Praca: godność i spotkanie

"Pandemia stawiają pod znakiem zapytania pracę przyszłości". Ks. prał. Fernado Ocáriz podejmuje to zagadnienie w najnowszym numerze Idziemy.

Niedawno obchodziliśmy Święto Pracy. Praca angażuje wszystkie wymiary osoby ludzkiej: rozum, wolę, uczucia, dążenia. „Praca – to pierwsze powołanie człowieka. To ona daje człowiekowi godność” (papież Franciszek, 1 maja 2020 r.). W związku ze Świętem Pracy wspominamy szczególnie św. Józefa Rzemieślnika. Pandemia nadal uderza w pracę milionów mężczyzn i kobiet, powodując utratę miejsc pracy i narastanie tymczasowości. Te dwie rany – brak zatrudnienia i tymczasowość – stawiają pod znakiem zapytania pracę przyszłości.

W bardzo wielu miejscach kryzys zdrowotny przeniósł pracę z zakładów na monitory we własnym domu, co ma dodatnie i ujemne strony. Wykonując pracę zdalnie, stwierdzamy wielkość techniki i jej ograniczenia. O ile z jednej strony dokonał się postęp, jeśli chodzi o skuteczność, i usunięto przeszkody, które wydawały się nie do przezwyciężenia, równocześnie stwierdzamy, że osoba ludzka potrzebuje rzeczywistych, a nie wirtualnych relacji, żeby dzielić się tym, co każdy nosi w sercu.
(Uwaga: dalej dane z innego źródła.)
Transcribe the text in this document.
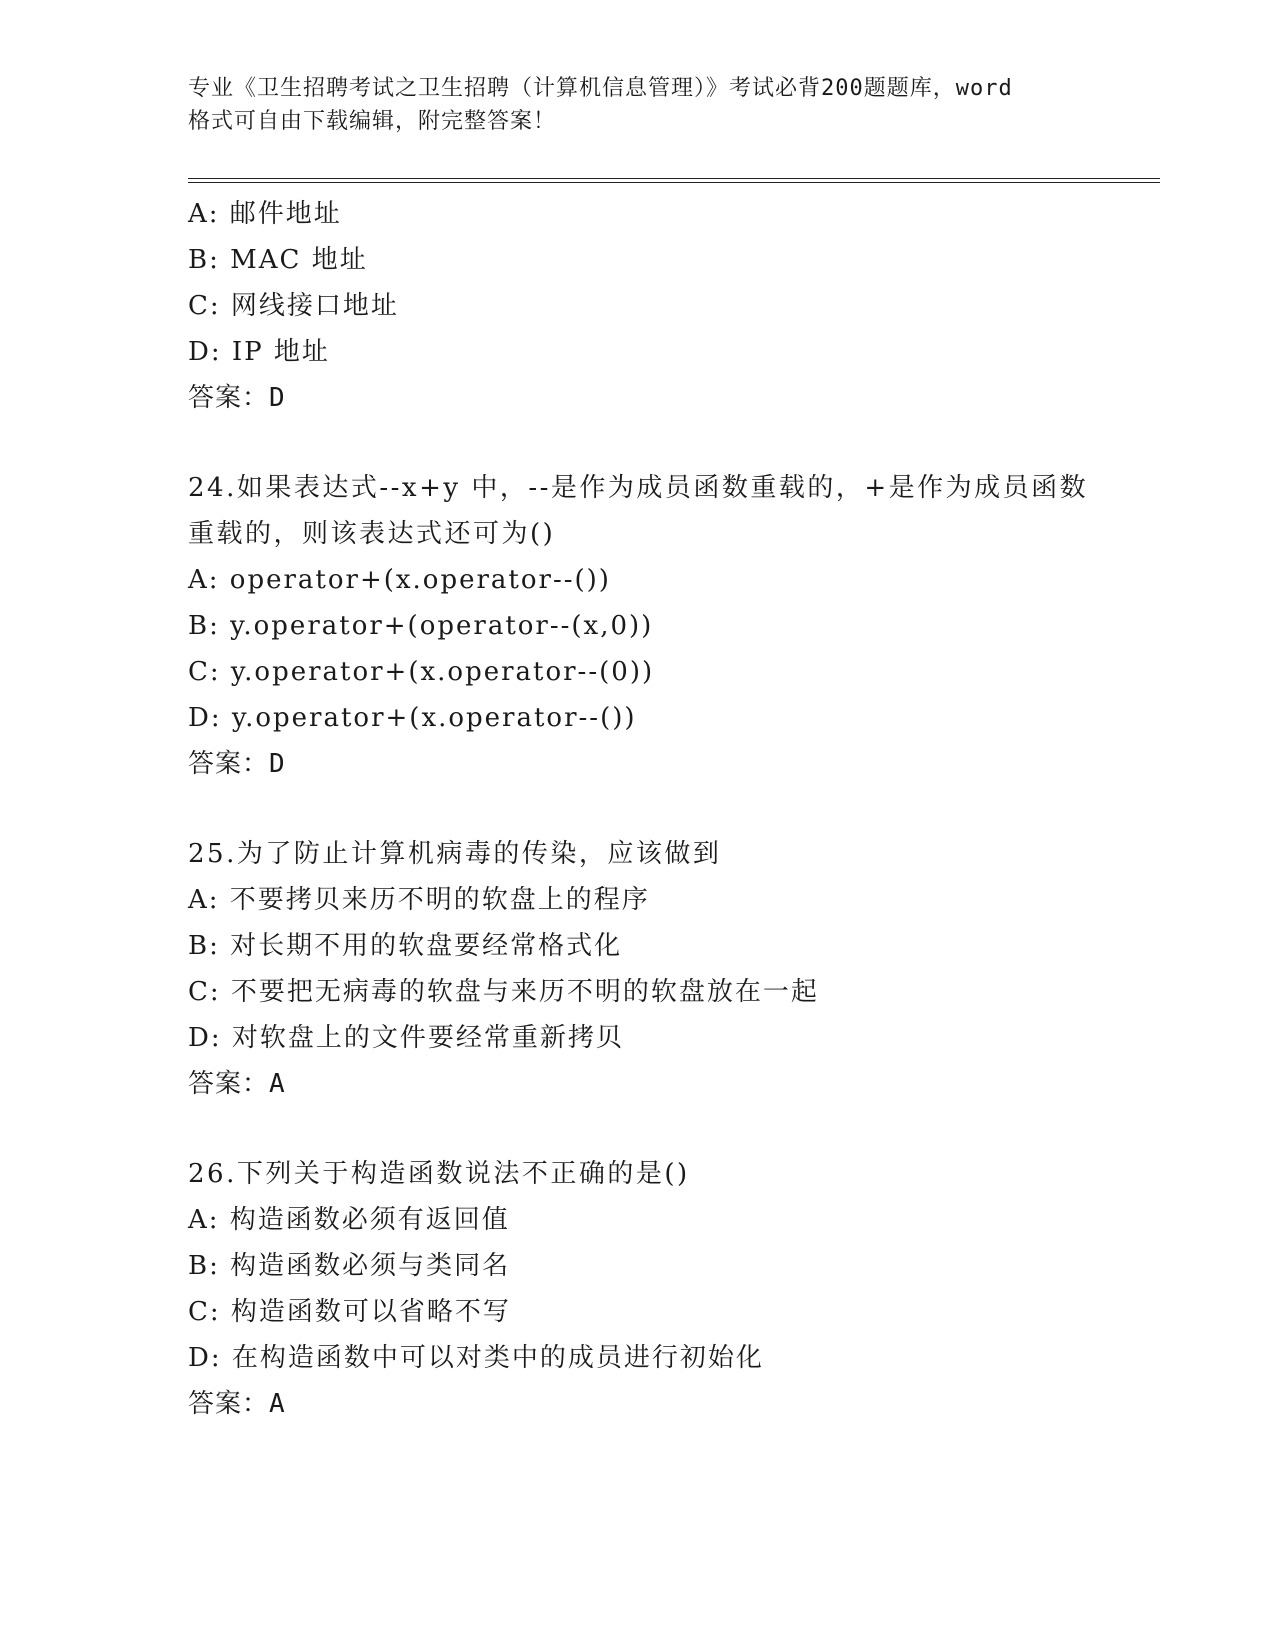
专业《卫生招聘考试之卫生招聘（计算机信息管理）》考试必背200题题库，word
格式可自由下载编辑，附完整答案！
A: 邮件地址
B: MAC 地址
C: 网线接口地址
D: IP 地址
答案：D
24.如果表达式--x+y 中，--是作为成员函数重载的，+是作为成员函数
重载的，则该表达式还可为()
A: operator+(x.operator--())
B: y.operator+(operator--(x,0))
C: y.operator+(x.operator--(0))
D: y.operator+(x.operator--())
答案：D
25.为了防止计算机病毒的传染，应该做到
A: 不要拷贝来历不明的软盘上的程序
B: 对长期不用的软盘要经常格式化
C: 不要把无病毒的软盘与来历不明的软盘放在一起
D: 对软盘上的文件要经常重新拷贝
答案：A
26.下列关于构造函数说法不正确的是()
A: 构造函数必须有返回值
B: 构造函数必须与类同名
C: 构造函数可以省略不写
D: 在构造函数中可以对类中的成员进行初始化
答案：A
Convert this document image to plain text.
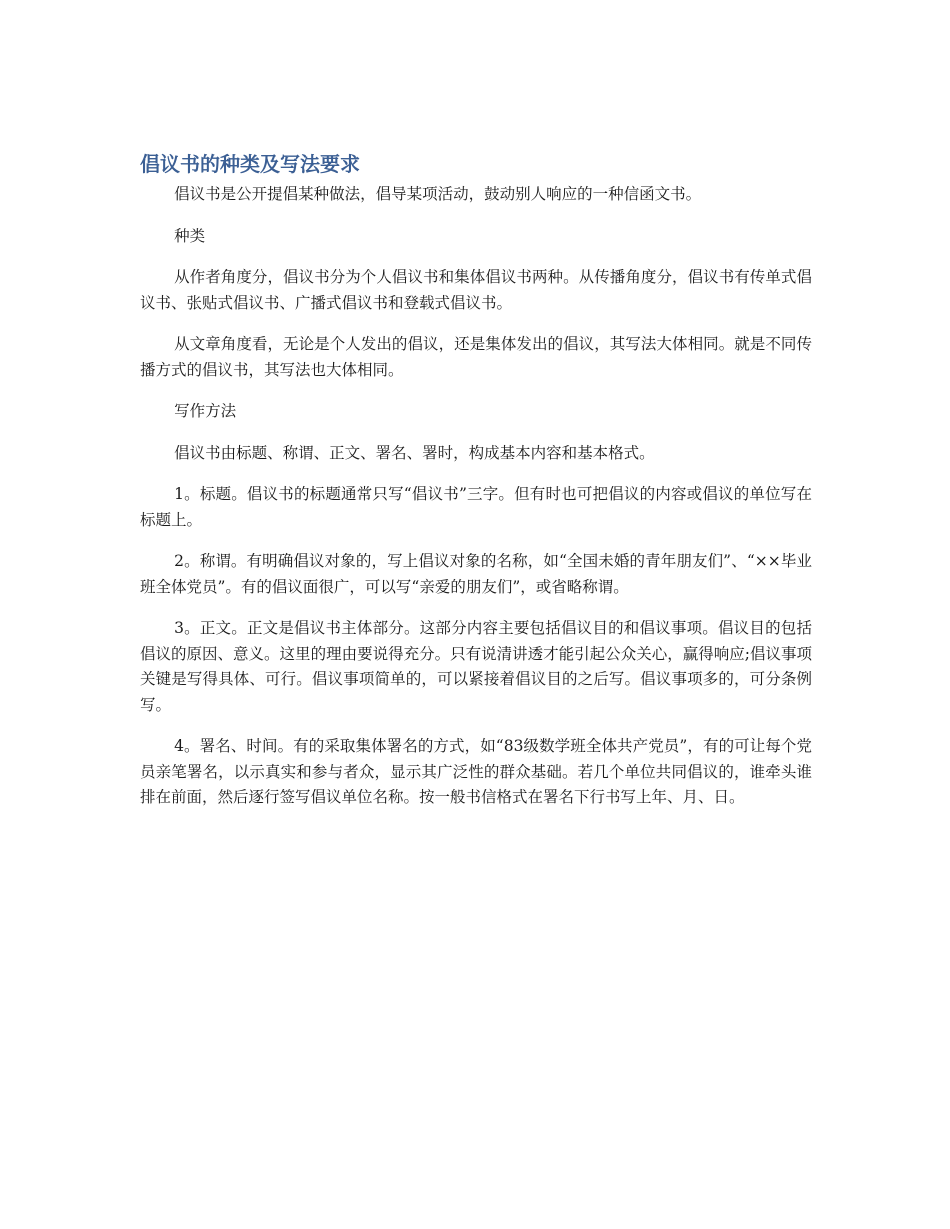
倡议书的种类及写法要求

倡议书是公开提倡某种做法，倡导某项活动，鼓动别人响应的一种信函文书。

种类

从作者角度分，倡议书分为个人倡议书和集体倡议书两种。从传播角度分，倡议书有传单式倡议书、张贴式倡议书、广播式倡议书和登载式倡议书。

从文章角度看，无论是个人发出的倡议，还是集体发出的倡议，其写法大体相同。就是不同传播方式的倡议书，其写法也大体相同。

写作方法

倡议书由标题、称谓、正文、署名、署时，构成基本内容和基本格式。

1。标题。倡议书的标题通常只写“倡议书”三字。但有时也可把倡议的内容或倡议的单位写在标题上。

2。称谓。有明确倡议对象的，写上倡议对象的名称，如“全国未婚的青年朋友们”、“××毕业班全体党员”。有的倡议面很广，可以写“亲爱的朋友们”，或省略称谓。

3。正文。正文是倡议书主体部分。这部分内容主要包括倡议目的和倡议事项。倡议目的包括倡议的原因、意义。这里的理由要说得充分。只有说清讲透才能引起公众关心，赢得响应;倡议事项关键是写得具体、可行。倡议事项简单的，可以紧接着倡议目的之后写。倡议事项多的，可分条例写。

4。署名、时间。有的采取集体署名的方式，如“83级数学班全体共产党员”，有的可让每个党员亲笔署名，以示真实和参与者众，显示其广泛性的群众基础。若几个单位共同倡议的，谁牵头谁排在前面，然后逐行签写倡议单位名称。按一般书信格式在署名下行书写上年、月、日。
Czas miniony od początku pandemii potwierdza nam również, że kryzys jest wszechstronny, że dotyka całej ludzkości i że praca powinna być centrum lepszej przyszłości. Zachowywanie i tworzenie miejsc pracy, z kreatywnością kogoś, kto poszukuje dobra innych, jest dzisiaj być może jednym z nakazów miłości.

Wobec tak wielu ciężkich sytuacji osobistych praca ofi aruje nam szansę rozwoju w innych wymiarach: zdolności przyjmowania innych i otwierania się na nich. W spotkaniu między odrzuceniem a przyjęciem odradza się tęsknota za transcendencją, za wychodzeniem poza samego siebie, za troską o innych i przyjmowaniem opieki ze strony innych, za udzielaniem i przyjmowaniem pomocy. Są to pierwsze konsekwencje uznania podatności na zranienie. Praca, w której jest miejsce na godność i spotkanie, zamienia się w dialog z samym sobą i z innymi. Ukazuje wspólny cel, budzi nurty zrozumienia, pomaga mówić „my”, przyczyniając się do przezwyciężania trudności i wspierania wzajemnego zrozumienia. Wzbogaca poprzez wymianę ludzkich zdolności i uczestnictwo w procesach twórczych.

Praca objawia się w ten sposób w swoim prawdziwym wymiarze jako „miejsce”, w którym wszyscy możemy wnieść jakiś wkład, nie zaś tylko jako perspektywa ekonomiczna. Wspólne powołanie mężczyzn i kobiet do pracy sprawia, że spotykamy się przy zadaniu „ponownego stwarzania” świata i panujących w nim relacji. Dlatego kiedy praca traci na różne sposoby swoją godność, dochodzi do zniekształcenia osoby ludzkiej w jej najgłębszej istocie.

W poszukiwaniu nowych rozwiązań, ponieważ, jak się wydaje, nie ma powrotu do przeszłości, miłość do bliźnich porusza kreatywność mającą na celu odnalezienie tych nowych dróg razem z innymi obywatelami. Nie ma jednej drogi, lecz wiele, wszystkimi jednak kieruje idea służby, element składający się na dobro wspólne. W każdym razie godność pracy jest oparta na miłości: „Wielkim przywilejem człowieka jest możliwość miłowania, dzięki której wychodzi on poza to, co ulotne i przemijające. Może miłować inne istoty ludzkie, napełniając treścią wypowiadane przez siebie słowa „ty” i „ja”. I może miłować Boga, który otwiera nam bramy nieba; który czyni nas członkami swojej rodziny; który pozwala nam ze sobą rozmawiać bezpośrednio, twarzą w twarz. Dlatego człowiek nie powinien ograniczać się do robienia rzeczy, do wytwarzania przedmiotów. Praca rodzi się z miłości, wyraża miłość, jest skierowana ku miłości” (św. Josemaría Escrivá, „To Chrystus przechodzi”, 48).